Campbell High School senior Bretman Rock struts down the hallways between classes, owning the brightly-colored H&M crop top and ripped skinny jeans he’s sporting; his contour and hair, always on point. And if it weren’t for the 90-degree Ewa Beach weather today, he’d be rocking a Gucci fur coat and loose-fitting joggers.
As one of the most followed Instagram users from Hawaii, known for his fashion and makeup tutorials, Rock is all about pushing boundaries.
“I don’t want to let being a (male) keep me from wearing things from the women’s section or any section, at that,” the 18-year-old said. “Labels are just not necessary to me.”
Celebs, clothing lines lose the labels
Rock isn’t the only one bending gender rules; celebrities like Kanye and David Beckham have been spotted donning skirts, while fashion brands worldwide are acknowledging gender inclusivity. More and more companies are creating collections that can be worn by both men and women.
Zara, a Spanish brand that Rock wears, introduced its “Ungendered” clothing line, featuring labels whose collections include guy-girl-shareable attire. Large corporate retailers, like Target, allow online shoppers to search for clothing with a “gender neutral” filter option.
While androgyny isn’t new to the fashion world and has cycled in and out of the scene for decades, many—like Hawaii fashion entrepreneur Amy Luu—say today’s genderless trend has some staying power.
“It isn’t necessarily the term that has evolved over time (but rather), it is more the fact that people are being more vocal about (genderless clothing), and it’s great,” she said.
Luu owns Big Bad Wolf, a gender-neutral clothing store in Hawaii that supports losing the label.
“As a street-inspired store, we wanted to have a place where (people) can wear unisex clothes and be happy in them,” said Luu, who also wears men’s clothing.
Her shop, located at the South Shore Market in Kakaako, is decorated with an eclectic mural of urban artwork; it features everything from collectible toys to quirky coffee table books. But it’s the designs combining both gender styles that attract customers. Contemporary artists contribute to the collections, stocked with apparel of boyish graphic prints paired with feminine-colored t-shirts.

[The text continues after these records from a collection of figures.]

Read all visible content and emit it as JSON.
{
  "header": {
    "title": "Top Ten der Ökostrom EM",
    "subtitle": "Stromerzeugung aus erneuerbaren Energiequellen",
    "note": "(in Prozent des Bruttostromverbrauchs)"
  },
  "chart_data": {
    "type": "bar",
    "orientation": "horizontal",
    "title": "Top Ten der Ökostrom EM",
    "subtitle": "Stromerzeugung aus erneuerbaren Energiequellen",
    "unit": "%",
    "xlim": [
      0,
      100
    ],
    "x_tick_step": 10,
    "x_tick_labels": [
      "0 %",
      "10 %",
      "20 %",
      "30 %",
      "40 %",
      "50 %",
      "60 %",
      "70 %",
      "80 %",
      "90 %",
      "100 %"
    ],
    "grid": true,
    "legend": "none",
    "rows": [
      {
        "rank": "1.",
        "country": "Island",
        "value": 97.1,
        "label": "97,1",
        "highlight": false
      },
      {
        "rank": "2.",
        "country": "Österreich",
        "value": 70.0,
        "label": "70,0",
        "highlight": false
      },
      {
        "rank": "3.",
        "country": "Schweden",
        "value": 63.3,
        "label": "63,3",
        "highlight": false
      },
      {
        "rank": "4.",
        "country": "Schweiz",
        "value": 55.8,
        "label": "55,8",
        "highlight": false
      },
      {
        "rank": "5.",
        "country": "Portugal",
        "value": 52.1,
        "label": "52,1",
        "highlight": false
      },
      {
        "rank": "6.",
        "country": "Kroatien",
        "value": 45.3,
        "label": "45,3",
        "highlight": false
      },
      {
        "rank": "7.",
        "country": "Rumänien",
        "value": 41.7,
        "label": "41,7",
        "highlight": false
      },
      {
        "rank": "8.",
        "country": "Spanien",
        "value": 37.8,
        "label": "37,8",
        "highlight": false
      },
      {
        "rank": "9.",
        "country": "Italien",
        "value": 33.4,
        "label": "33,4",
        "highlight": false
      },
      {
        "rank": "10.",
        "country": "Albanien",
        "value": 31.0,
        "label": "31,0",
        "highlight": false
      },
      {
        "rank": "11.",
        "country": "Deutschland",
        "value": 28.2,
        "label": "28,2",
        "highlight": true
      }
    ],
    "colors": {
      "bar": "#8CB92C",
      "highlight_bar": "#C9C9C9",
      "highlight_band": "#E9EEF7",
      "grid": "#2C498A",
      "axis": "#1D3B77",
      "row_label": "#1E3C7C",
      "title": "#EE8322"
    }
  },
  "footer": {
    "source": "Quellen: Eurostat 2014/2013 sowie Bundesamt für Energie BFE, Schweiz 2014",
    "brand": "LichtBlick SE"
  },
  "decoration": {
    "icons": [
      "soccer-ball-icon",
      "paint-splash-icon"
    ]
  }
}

As a new mother, Luu initially launched Big Bad Wolf for children. However, it has since expanded to apparel for adults.
“We are for the forward parent, who is not bound by gender and for the adults that have a sense of humor, meaning they (do) not take life too seriously all the time,” she said.
Luu hopes to spread her message and retail line to others through a pop-up shop for POW! WOW! Hawaii, a week-long event featuring a global network of artists and their work. POW! WOW! takes place this month.
What youth are saying
Despite the more visible trend of genderless clothing, there are still others averse to the idea of blurring gender lines.
“Clothes are made specifically for (a gender) and should only be used by the person designers intended it for,” Honolulu high school sophomore Grace Kim said.
Kim says she would never wear clothes of the opposite gender. She prefers to shop at stores such as, Brandy Melville, which tailors specifically to a young, female demographic. Many would describe a “Brandy girl” as someone with long legs, long hair, wearing short shorts and over-sized sweaters.
Others who are Kim’s age, like high school junior Mahealani Sims-Tulba, support genderless clothing.
“People should be the only ones with gender, not clothes,” she said.
Sims-Tulba often dresses in clothing of the opposite gender for the Kawaii Kon, Hawaii’s largest Anime convention. She also wears men’s clothing on a daily basis.
The bottom line
Despite what others may say, both Rock and Luu agree that people should be able to wear whatever they want.
“You should just be comfortable and happy with what you’re wearing,” Rock said. “People (might) talk, but do what you wanna do.”
“It’s okay to make people uncomfortable,” Luu said. “(Gender-neutral) means making your own style and being creative with what is out there.”